Neden böyle? Çünkü büyük gruplar kendilerini yarı devlet gibi hissettiklerinden, hizmet sektöründe direkt bireye temas eden alanlarda memnuniyeti bir yere kadar dikkate alıyor, sonrasında başka argümanları devreye sokuyorlar. Mesela direkt olarak sözleşmeyi tek taraflı feshedebiliyorlar. Uğraşmıyorlar. Koydukları kuralları daha fazla kendi menfaatlerine esnetirlerken, haklı olan bireyin hakkını teslim etmek için fazla gayretli olmuyorlar.

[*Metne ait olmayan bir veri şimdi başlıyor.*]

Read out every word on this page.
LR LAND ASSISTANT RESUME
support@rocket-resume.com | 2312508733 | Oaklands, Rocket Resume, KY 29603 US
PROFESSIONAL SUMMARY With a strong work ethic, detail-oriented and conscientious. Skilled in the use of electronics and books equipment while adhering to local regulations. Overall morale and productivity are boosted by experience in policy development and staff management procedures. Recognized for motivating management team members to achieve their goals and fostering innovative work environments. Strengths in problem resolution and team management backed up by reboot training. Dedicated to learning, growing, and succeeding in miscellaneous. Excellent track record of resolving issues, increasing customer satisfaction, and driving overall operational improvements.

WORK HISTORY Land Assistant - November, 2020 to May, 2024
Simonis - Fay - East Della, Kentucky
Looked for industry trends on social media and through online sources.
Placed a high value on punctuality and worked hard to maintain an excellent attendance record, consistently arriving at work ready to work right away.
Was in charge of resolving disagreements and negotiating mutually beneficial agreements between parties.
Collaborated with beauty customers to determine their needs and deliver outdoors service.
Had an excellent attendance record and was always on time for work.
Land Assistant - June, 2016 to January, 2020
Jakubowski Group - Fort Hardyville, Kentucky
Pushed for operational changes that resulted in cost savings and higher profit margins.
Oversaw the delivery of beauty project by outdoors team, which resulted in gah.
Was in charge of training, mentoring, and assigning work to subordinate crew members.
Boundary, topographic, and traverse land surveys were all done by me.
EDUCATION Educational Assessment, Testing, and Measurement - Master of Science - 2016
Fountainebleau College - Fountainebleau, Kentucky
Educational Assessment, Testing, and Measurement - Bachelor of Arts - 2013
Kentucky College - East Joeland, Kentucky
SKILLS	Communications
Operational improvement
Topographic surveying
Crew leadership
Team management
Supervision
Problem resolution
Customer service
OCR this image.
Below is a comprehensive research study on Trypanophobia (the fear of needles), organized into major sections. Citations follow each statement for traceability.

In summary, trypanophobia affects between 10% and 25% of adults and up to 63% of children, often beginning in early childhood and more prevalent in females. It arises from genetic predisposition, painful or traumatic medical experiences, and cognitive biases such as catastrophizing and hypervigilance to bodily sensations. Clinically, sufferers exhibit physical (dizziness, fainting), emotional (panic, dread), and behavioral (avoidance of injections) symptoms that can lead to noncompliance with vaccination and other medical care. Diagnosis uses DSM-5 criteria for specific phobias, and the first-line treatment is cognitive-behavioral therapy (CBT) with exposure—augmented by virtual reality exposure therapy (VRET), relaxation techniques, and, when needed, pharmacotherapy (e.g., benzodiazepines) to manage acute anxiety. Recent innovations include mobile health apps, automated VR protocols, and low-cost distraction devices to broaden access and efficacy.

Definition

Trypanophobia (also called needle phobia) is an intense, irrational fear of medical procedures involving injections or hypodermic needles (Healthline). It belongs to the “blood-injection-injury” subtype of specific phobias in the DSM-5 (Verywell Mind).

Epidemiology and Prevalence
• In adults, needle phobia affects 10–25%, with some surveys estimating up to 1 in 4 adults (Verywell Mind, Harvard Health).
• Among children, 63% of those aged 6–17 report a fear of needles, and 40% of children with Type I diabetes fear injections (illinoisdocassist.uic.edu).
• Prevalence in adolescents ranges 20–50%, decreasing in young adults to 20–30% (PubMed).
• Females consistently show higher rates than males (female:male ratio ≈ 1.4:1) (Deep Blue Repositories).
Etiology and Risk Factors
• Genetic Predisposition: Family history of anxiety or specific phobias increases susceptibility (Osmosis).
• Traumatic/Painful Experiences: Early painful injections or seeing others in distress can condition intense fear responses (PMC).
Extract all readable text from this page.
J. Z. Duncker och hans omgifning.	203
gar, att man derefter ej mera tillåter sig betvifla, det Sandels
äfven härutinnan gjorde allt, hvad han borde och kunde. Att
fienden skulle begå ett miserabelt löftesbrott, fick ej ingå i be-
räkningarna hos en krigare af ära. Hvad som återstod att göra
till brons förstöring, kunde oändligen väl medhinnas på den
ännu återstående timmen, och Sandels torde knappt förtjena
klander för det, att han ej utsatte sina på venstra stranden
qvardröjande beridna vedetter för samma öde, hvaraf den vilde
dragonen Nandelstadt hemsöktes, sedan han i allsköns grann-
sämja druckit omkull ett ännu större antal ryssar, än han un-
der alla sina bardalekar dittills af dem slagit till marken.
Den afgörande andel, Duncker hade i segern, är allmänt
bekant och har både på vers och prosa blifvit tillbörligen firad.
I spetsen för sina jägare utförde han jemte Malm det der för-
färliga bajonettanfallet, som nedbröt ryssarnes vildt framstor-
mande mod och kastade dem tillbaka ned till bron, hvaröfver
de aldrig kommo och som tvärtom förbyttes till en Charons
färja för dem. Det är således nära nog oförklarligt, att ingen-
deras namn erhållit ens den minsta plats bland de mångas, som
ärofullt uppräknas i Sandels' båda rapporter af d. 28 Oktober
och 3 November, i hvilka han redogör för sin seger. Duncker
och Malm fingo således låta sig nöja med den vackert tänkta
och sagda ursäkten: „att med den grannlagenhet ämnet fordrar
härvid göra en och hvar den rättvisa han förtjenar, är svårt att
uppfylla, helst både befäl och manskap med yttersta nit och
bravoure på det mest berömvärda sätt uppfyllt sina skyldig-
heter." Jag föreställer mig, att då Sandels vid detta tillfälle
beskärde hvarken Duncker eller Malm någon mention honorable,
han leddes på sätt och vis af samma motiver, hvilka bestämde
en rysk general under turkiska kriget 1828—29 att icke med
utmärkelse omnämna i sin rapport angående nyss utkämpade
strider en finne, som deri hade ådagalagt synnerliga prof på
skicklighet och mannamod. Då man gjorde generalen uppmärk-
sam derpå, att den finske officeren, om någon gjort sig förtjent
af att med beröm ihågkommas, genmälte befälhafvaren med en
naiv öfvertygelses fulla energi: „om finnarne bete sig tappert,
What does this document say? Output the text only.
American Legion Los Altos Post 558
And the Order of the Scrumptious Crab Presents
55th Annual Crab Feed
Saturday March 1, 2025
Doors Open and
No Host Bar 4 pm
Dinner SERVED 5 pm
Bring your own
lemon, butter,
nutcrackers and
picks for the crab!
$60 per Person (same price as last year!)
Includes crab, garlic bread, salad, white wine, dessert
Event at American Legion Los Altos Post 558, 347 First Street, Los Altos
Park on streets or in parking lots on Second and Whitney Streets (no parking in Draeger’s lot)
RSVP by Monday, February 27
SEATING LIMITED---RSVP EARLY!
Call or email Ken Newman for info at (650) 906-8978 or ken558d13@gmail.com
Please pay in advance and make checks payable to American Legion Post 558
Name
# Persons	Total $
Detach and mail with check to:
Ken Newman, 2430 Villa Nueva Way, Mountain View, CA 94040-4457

Bu sebeple YKS'nin satılması belki sektör için hayırlı olmuştur.
Fakat sigorta konusu da burada kapanmıyor. Çünkü kamu tarafında sektörü düzenleyen, kontrol ve denetimi yapanların da ciddi eksiklikleri, kusurları söz konusu. Bu aşamadan sonra umalım Hazine Müsteşarlığı ve Türkiye Sigorta ve Reasürans Şirketleri Birliği de üzerine düşeni yapar. Ben tek taraflı bakış açısıyla tüketiciyi değil, sektörü önceliklendirdiklerini düşünüyorum.
Ayrıca sigorta sektörünün bir başka cephesini oluşturan ve sayıları 1401 olan sigorta eksperi sayısı 4 yıldır yerinde sayıyor. Her türlü trafik kazası, yangın, sel baskını, deprem vb. tüm işlemlerde rapor tutan bu meslek grubu, sigorta sektörünün büyümesine rağmen yerinde sayıyor. 4 yıldan bu yana yeni sigorta eksperlerinin sektöre kazandırılması için sınav açılmıyor. Neden acaba?


Sigortacılara bir düzen lazım

Diğer taraftan sigorta sektöründe herkesin anlayacağı, artı ve eksi detaylarıyla çerçevesi çizilmiş ürünler, paketler görmek neredeyse imkânsız. Tüketicinin, rakip sigorta şirketlerinin ürünlerini birbirleriyle karşılaştırma şansı ve imkânı yok. Her şirketin aynı alanda değişik detaylar içeren paketleri kafa karışıklığına sebep oluyor. Birkaç ay öncesinin cep telefonu tarifesi gibi... Bilgi Teknolojileri ve İletişim Kurumu (BTK) kısa süre önce cep telefonu operatörlerinin tarifelerini anlaşılır ve birbirleriyle kıyaslanır hale getirip sitesinde yayınlanmaya başladı. Şikâyetleri de bu siteden takip ediyor. BTK'nın çalışmaları bu konuda sigorta sektörüne örnek olabilir. Böylece tüketici kendisine uygun ürünü rakipleriyle kıyaslayıp tercih edecek noktaya gelir. Aksi halde bu tablo sürdürülebilir görünmüyor...


Eğitim sektörü büyüyor!

Hükümetin neşter atmakta zorlandığı Milli Eğitim Bakanlığı ve ilgili sektörün nasıl düzeleceğini bilmiyorum. Yeni Bakan Nabi Avcı'nın da nasıl bir planı var bilmiyorum. Ancak bu alandaki kargaşanın, tutarsız politikaların ciddi bir eğitim sektörü oluşturduğunu söyleyebilirim. Bana "Hangi sektöre girelim, yatırım yapalım" diyenlere kesinlikle "Eğitim, özel okul" diyorum, neden mi?
■ Devlet yeterli okul açamadığı için müşterisi boldur.
■ Sektörün içi denetim ve kontrol argümanları tutarsız olduğundan, hem dikey hem yatay büyüme şansı vardır. Mesela...
- Okul açar, peşine dershane takarsın.
- Okul açar, yemek işini de üstlenirsin, kantinleri de kimseye kaptırmazsın.
- Okul açar üniforma işine girer, üzerine bir de okul servis ağı kurarsın.
- Öğrenciler sınava tabidir, ama özel okuldaki öğretmenlerin böyle bir derdi yoktur. Yani çalışacak eğitimciyi istediğin fiyattan bulma şansın vardır.
- Hatta turizm firmalarıyla, tur operatörleriyle anlaşırsın, kesmezse bu şirketi kendin kurar öğrenci ve aileleri için geziler düzenlersin.